This post describes the potential applications of open source machine learning tools from the Hugging Face ecosystem for working with web archive collections, specifically focusing on the Collaborative Art Archive (CARTA) collection. The aim is to explore the collection through image search, image classification, and model training.
The Hugging Face Hub is a repository that provides access to a wide range of open source machine learning models, datasets, and demos. With over 150,000 models available, users can select models that suit their specific needs instead of relying on a single model.
The ARCH (Archives Research Compute Hub) offers access to 16 research-ready datasets generated from web archive collections, including image datasets in CSV format. To overcome the challenge of working with large image collections, tools are used to understand the collection at scale.
Gradio, an open source library supported by Hugging Face, along with Spaces, is used to create a user interface for interacting with the machine learning system, datasets, and models. Gradio facilitates tasks such as exploring images, implementing image search, and image classification.
For image search, an embedding model is utilized to create embeddings for both text and images, allowing comparison and identification of similar images. The post suggests using the CLIP model variant, clip-ViT-B-16, hosted on the Hugging Face Hub for this purpose.

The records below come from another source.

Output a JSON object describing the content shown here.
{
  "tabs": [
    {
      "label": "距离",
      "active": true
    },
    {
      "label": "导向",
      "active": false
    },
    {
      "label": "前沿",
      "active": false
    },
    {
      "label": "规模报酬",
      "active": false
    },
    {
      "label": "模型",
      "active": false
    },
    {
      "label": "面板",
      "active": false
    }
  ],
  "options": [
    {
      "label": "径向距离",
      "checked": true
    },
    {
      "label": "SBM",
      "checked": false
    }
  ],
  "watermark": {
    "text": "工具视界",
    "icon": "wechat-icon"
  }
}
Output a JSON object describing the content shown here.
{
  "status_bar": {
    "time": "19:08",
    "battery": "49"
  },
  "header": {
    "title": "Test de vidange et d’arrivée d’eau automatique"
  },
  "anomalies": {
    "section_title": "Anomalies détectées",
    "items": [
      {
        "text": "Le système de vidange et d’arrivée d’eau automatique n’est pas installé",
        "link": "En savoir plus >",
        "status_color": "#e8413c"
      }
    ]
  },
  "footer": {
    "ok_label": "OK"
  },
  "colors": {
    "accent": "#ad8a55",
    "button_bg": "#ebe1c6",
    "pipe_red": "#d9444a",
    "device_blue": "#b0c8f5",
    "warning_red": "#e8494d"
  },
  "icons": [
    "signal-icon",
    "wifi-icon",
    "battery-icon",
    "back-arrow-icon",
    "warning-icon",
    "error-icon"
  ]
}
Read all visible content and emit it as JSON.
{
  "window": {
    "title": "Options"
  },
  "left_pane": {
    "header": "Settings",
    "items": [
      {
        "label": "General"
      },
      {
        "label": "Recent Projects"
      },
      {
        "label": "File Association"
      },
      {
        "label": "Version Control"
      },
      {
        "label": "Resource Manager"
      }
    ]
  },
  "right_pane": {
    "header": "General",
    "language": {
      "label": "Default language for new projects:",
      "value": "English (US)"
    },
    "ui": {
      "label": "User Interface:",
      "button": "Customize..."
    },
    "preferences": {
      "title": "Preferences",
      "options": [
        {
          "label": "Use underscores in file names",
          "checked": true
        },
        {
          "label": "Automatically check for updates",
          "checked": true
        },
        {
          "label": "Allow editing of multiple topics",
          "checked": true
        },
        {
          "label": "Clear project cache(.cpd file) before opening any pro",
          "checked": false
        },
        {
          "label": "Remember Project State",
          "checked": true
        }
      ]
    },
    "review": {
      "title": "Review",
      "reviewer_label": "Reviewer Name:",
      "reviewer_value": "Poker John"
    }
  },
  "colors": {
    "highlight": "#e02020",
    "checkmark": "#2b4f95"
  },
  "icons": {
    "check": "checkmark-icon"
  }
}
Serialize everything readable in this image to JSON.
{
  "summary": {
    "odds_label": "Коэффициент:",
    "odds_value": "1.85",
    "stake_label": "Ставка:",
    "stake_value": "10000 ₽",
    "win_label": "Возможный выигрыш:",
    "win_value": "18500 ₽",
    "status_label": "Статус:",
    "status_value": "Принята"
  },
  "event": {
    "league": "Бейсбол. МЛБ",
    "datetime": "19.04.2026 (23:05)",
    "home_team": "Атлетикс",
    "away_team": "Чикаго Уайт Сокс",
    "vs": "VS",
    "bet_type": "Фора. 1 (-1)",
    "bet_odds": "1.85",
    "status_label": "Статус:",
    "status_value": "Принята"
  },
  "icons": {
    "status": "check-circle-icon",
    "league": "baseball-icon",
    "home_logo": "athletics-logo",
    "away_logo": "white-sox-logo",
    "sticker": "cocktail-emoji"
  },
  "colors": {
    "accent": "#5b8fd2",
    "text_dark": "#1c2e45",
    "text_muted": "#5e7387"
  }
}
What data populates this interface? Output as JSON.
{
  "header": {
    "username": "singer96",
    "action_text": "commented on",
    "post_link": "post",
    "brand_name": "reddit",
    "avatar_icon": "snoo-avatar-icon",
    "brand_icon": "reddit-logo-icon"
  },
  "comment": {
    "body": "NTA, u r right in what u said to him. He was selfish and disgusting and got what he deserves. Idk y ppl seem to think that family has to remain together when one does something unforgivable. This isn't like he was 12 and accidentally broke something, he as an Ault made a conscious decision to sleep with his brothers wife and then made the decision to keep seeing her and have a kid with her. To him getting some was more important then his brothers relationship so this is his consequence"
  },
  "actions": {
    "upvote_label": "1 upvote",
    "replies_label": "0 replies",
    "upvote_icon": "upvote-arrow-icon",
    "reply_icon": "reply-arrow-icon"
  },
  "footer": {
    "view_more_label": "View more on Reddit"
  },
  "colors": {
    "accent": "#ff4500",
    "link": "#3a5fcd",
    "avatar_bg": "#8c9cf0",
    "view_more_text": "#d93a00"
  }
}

Image classification is another task that can be performed using Hugging Face models. The post mentions the availability of over 3,000 image classification models on the Hub. These models can be tested against the dataset to evaluate label accuracy and identify potential errors.
If no suitable pre-trained model is found, the post suggests training a custom computer vision model using AutoTrain. The labeled dataset can be created using Label Studio, an open-source tool for data annotation.
The post concludes by inviting readers to explore the ARCH Image Dataset Explorer Demo, participate in the upcoming hackathon organized by Internet Archive and Hugging Face, and duplicate and modify the provided Spaces to further explore the dataset.